Most people are unaware that cooking food drastically changes the chemical composition of those foods, including the extreme molecular change to protein. The fact that cooking food destroys protein is not news.“Essentials to Human Anatomy & Physiology”, Elaine N. Marieb writes:

“The fibrous structural proteins are exceptionally stable; the globular functional proteins are quite the opposite. Hydrogen bonds are critically important in maintaining their structure, but hydrogen bonds are fragile and are easily broken by heat and excesses of pH. When their three-dimensional structure are destroyed, the proteins are said to be denatured and can no longer perform their physiological roles.”


Cooked Proteins Become Substantially Useless to Our Bodies

When we apply high heat to food, over 115 degrees Fahrenheit,the hydrogen bonds are destroyed and the amino acids fuse together with enzyme-resistant bonds that preclude them from being fully broken down by the body, creating coagulated proteins. This changes the particular structure of proteins, which are three-dimensional.
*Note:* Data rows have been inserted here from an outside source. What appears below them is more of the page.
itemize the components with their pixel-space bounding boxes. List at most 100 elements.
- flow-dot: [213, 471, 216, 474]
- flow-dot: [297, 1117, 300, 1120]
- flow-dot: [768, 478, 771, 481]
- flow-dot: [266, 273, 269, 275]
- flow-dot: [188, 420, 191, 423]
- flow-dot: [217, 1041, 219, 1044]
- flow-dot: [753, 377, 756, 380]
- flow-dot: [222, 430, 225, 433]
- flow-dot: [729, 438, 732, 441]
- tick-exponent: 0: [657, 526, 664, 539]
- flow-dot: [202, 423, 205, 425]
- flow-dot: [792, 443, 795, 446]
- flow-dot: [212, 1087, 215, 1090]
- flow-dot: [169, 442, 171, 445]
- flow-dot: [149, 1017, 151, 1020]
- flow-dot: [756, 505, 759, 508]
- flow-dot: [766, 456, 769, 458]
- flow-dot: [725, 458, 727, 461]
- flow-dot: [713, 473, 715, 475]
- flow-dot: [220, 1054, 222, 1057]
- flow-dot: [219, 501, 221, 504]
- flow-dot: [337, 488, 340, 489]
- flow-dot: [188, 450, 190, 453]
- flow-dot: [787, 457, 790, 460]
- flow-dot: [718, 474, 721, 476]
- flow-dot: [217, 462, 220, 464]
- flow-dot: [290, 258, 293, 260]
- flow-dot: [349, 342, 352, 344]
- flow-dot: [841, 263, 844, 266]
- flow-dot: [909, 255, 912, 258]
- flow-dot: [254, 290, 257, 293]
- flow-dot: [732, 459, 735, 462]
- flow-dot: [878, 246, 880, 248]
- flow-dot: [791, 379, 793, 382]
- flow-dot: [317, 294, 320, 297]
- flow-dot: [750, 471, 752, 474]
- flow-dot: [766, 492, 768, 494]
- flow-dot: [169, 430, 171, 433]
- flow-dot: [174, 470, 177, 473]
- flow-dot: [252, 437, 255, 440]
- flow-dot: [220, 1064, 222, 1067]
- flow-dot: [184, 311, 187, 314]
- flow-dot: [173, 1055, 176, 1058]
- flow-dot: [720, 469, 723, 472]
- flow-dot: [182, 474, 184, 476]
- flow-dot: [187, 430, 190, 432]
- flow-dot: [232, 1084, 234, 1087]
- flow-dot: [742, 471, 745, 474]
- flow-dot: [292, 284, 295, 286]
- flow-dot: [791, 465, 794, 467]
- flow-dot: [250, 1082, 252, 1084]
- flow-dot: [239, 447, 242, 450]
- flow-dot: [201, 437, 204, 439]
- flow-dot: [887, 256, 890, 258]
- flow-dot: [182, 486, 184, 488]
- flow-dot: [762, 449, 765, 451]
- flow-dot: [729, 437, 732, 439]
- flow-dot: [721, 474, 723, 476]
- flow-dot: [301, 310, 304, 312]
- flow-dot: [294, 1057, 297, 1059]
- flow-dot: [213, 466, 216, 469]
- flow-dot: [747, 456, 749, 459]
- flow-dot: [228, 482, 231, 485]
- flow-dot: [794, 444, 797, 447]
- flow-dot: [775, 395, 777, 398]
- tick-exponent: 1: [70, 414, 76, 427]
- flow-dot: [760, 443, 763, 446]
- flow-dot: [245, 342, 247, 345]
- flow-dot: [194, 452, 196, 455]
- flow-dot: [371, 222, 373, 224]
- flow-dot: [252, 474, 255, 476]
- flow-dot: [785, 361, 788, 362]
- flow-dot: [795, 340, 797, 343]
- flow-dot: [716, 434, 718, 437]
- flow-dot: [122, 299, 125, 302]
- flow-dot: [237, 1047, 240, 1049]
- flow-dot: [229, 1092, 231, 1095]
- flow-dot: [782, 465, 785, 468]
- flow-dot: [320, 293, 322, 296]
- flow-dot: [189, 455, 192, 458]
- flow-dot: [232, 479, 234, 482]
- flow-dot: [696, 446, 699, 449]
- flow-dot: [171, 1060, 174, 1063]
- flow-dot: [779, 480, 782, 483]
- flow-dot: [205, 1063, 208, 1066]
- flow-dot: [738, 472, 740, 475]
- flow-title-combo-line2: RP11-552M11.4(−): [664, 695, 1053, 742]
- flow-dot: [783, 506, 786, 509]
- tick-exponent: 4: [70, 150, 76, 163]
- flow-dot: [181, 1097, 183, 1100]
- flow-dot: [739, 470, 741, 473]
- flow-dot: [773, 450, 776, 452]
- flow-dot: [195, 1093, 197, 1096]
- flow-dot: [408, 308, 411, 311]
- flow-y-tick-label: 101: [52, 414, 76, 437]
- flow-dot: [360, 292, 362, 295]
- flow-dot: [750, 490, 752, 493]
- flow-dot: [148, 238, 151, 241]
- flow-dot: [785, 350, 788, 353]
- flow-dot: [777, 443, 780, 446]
Their particular functions depend on their specific structure, rendering them unable to ‘fit’ and interact with other molecules of complementary shape, ultimately becoming useless to the body. For example, the protein molecule hemoglobin can then no longer fit with and transport oxygen and is useless to perform its specific function.According to the Max Planck Institute, cooking foods coagulates at least 50% of the protein, making them less bio-available to the body.
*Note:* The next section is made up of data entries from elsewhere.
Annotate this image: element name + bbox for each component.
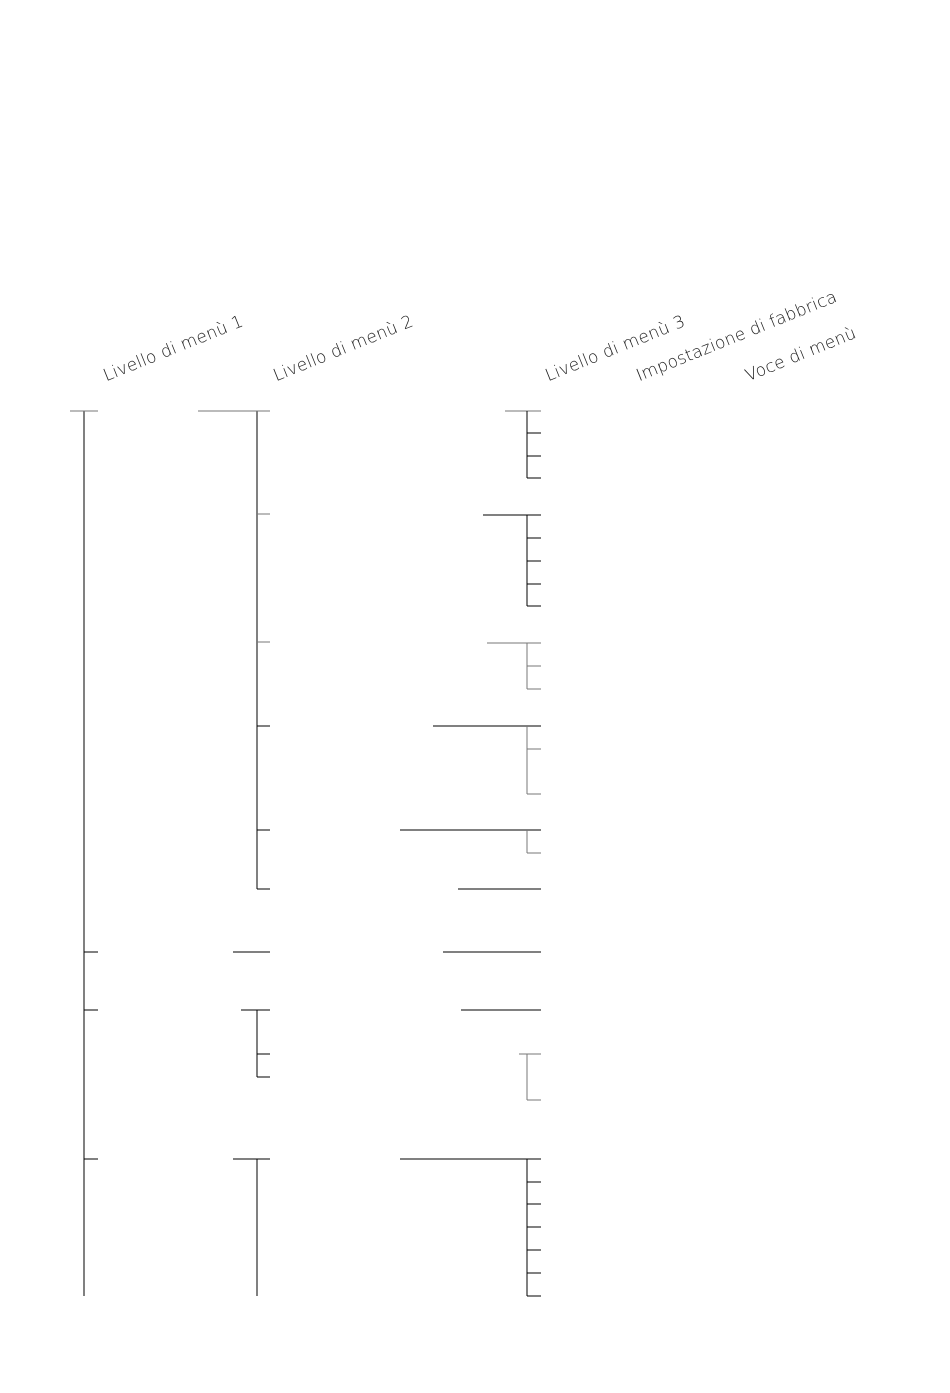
menu-tree-diagram [70, 410, 541, 1297]
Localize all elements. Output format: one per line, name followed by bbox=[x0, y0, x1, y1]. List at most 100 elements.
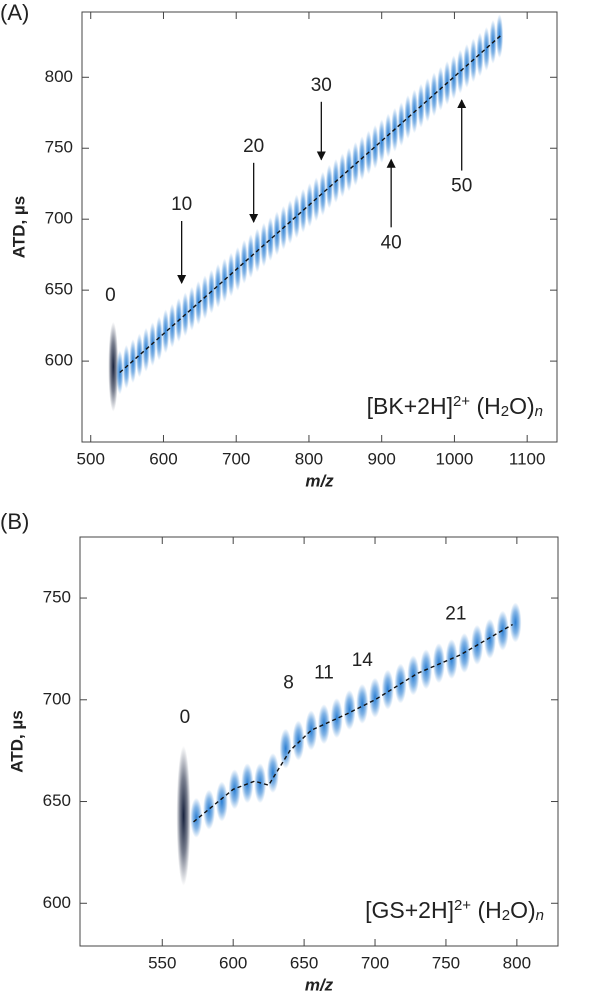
peak bbox=[381, 669, 394, 710]
x-tick-label: 700 bbox=[222, 449, 250, 468]
peak bbox=[292, 720, 305, 761]
x-tick-label: 550 bbox=[148, 953, 176, 972]
peak bbox=[343, 689, 356, 730]
peak bbox=[299, 188, 307, 233]
peak bbox=[266, 217, 274, 262]
y-axis-label: ATD, µs bbox=[7, 710, 26, 772]
peak bbox=[378, 119, 386, 164]
peak bbox=[220, 258, 229, 303]
formula: [BK+2H]2+ (H2O)n bbox=[367, 393, 543, 420]
peak bbox=[369, 677, 382, 718]
peak bbox=[371, 124, 379, 169]
peak bbox=[142, 327, 150, 372]
y-tick-label: 750 bbox=[43, 588, 71, 607]
annotation: 50 bbox=[451, 176, 472, 197]
peak bbox=[345, 147, 353, 192]
peak bbox=[215, 781, 228, 822]
peak bbox=[432, 643, 445, 684]
panel-label: (B) bbox=[0, 509, 29, 534]
peak bbox=[397, 102, 405, 147]
peak bbox=[456, 49, 464, 94]
x-tick-label: 800 bbox=[503, 953, 531, 972]
annotation: 0 bbox=[105, 285, 116, 306]
formula: [GS+2H]2+ (H2O)n bbox=[365, 897, 544, 924]
peak bbox=[423, 77, 432, 122]
panel-0: (A)500 600 700 800 900 1000 110060065070075080… bbox=[0, 0, 558, 490]
plot-frame bbox=[79, 536, 559, 947]
annotation: 20 bbox=[243, 136, 264, 157]
annotation: 0 bbox=[180, 707, 191, 728]
x-axis-label: m/z bbox=[305, 975, 334, 994]
y-tick-label: 700 bbox=[45, 209, 73, 228]
annotation: 30 bbox=[311, 75, 332, 96]
formula-part: 2 bbox=[501, 403, 509, 420]
peak bbox=[292, 194, 301, 239]
x-tick-label: 1000 bbox=[436, 449, 474, 468]
peak bbox=[483, 618, 496, 659]
y-tick-label: 650 bbox=[43, 791, 71, 810]
formula-part: [BK+2H] bbox=[367, 393, 453, 419]
x-tick-label: 600 bbox=[149, 449, 177, 468]
annotation: 11 bbox=[314, 662, 334, 683]
formula-part: 2+ bbox=[454, 897, 471, 914]
annotation: 8 bbox=[283, 673, 294, 694]
peak bbox=[176, 745, 191, 886]
peak bbox=[279, 728, 292, 769]
fit-line bbox=[119, 34, 503, 374]
peak bbox=[190, 797, 203, 838]
annotation: 14 bbox=[352, 650, 374, 671]
peak bbox=[188, 286, 196, 331]
plot-frame bbox=[81, 11, 558, 443]
x-tick-label: 650 bbox=[290, 953, 318, 972]
peak bbox=[317, 704, 330, 745]
peak bbox=[496, 610, 509, 651]
peak bbox=[351, 141, 360, 186]
peak bbox=[482, 26, 491, 71]
x-tick-label: 500 bbox=[77, 449, 105, 468]
y-tick-label: 750 bbox=[45, 138, 73, 157]
formula-part: (H bbox=[470, 393, 501, 419]
peak bbox=[450, 55, 458, 100]
peak bbox=[273, 211, 281, 256]
formula-part: O) bbox=[509, 393, 535, 419]
panel-label: (A) bbox=[0, 0, 29, 25]
peak bbox=[162, 309, 170, 354]
formula-part: n bbox=[536, 907, 544, 924]
fit-line bbox=[193, 623, 513, 823]
x-tick-label: 600 bbox=[219, 953, 247, 972]
annotation: 40 bbox=[381, 232, 402, 253]
x-tick-label: 900 bbox=[368, 449, 396, 468]
x-tick-label: 1100 bbox=[509, 449, 546, 468]
peak bbox=[430, 72, 438, 117]
annotation: 10 bbox=[171, 194, 192, 215]
peak bbox=[214, 263, 222, 308]
peak bbox=[476, 32, 484, 77]
peak bbox=[194, 280, 202, 325]
peak bbox=[319, 171, 327, 216]
formula-part: O) bbox=[510, 897, 536, 923]
formula-part: (H bbox=[471, 897, 502, 923]
peak bbox=[135, 333, 144, 378]
peak bbox=[203, 789, 216, 830]
y-tick-label: 600 bbox=[43, 893, 71, 912]
peak bbox=[305, 710, 318, 751]
x-axis-label: m/z bbox=[305, 471, 334, 490]
formula-part: n bbox=[535, 403, 543, 420]
y-tick-label: 800 bbox=[45, 67, 73, 86]
annotation: 21 bbox=[445, 603, 466, 624]
peak bbox=[330, 698, 343, 739]
peak bbox=[240, 239, 248, 284]
x-tick-label: 800 bbox=[295, 449, 323, 468]
y-tick-label: 700 bbox=[43, 689, 71, 708]
y-tick-label: 650 bbox=[45, 280, 73, 299]
panel-1: (B) 550 600 650 700 750 800 600 650 700 750 m/z ATD,… bbox=[0, 509, 559, 994]
peak bbox=[509, 602, 522, 643]
y-axis-label: ATD, µs bbox=[9, 196, 28, 258]
x-tick-label: 700 bbox=[361, 953, 389, 972]
formula-part: 2 bbox=[502, 907, 510, 924]
peak bbox=[266, 753, 279, 794]
formula-part: 2+ bbox=[453, 393, 470, 410]
x-tick-label: 750 bbox=[432, 953, 460, 972]
formula-part: [GS+2H] bbox=[365, 897, 454, 923]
Cooked Proteins & Toxicity

Now we have these newly created molecules – from cooked proteins, which the body absolutely can’t recognize as ‘food’. Now these partially broken down proteins, called polypeptides, are targeted as ‘foreign invaders’ and it becomes a toxic substance that the body needs to work extremely hard to remove. This causes the immune system has to focus energy on protecting the body from something that was eaten, instead of focusing on other areas of the body that may need immune support, causing the entire system to work and perform extremely inefficiently. This is one of the reasons why there is such a dramatic increase in white blood cell count (the immune system’s army) after cooked food is eaten.

Proteins, in order to be usable by the body need to be broken down into amino acids. Digestive enzymes can’t easily break down these ‘fused’ together proteins into simple amino acids because they’ve coagulated, putting extra strain on the digestive system and the pancreas.

To top it all off, undigested proteins are one of the main culprits for allergies, arthritis, leaky gut and auto immune diseases. Eating proteins in their raw state does not have this same effect at all, and are actually more bio-available (usable) by our bodies.

It seems quite obvious, once explained, that the body would recognize these mutant protein molecules as ‘foreign’ and not as food as this is not what’s found in nature – one of the most intuitive explanations supporting the consumption of a primarily raw foods diet.


This information was obtained from:

Sacred Source Nutrition.2013. Cooked Protein vs Raw Protein.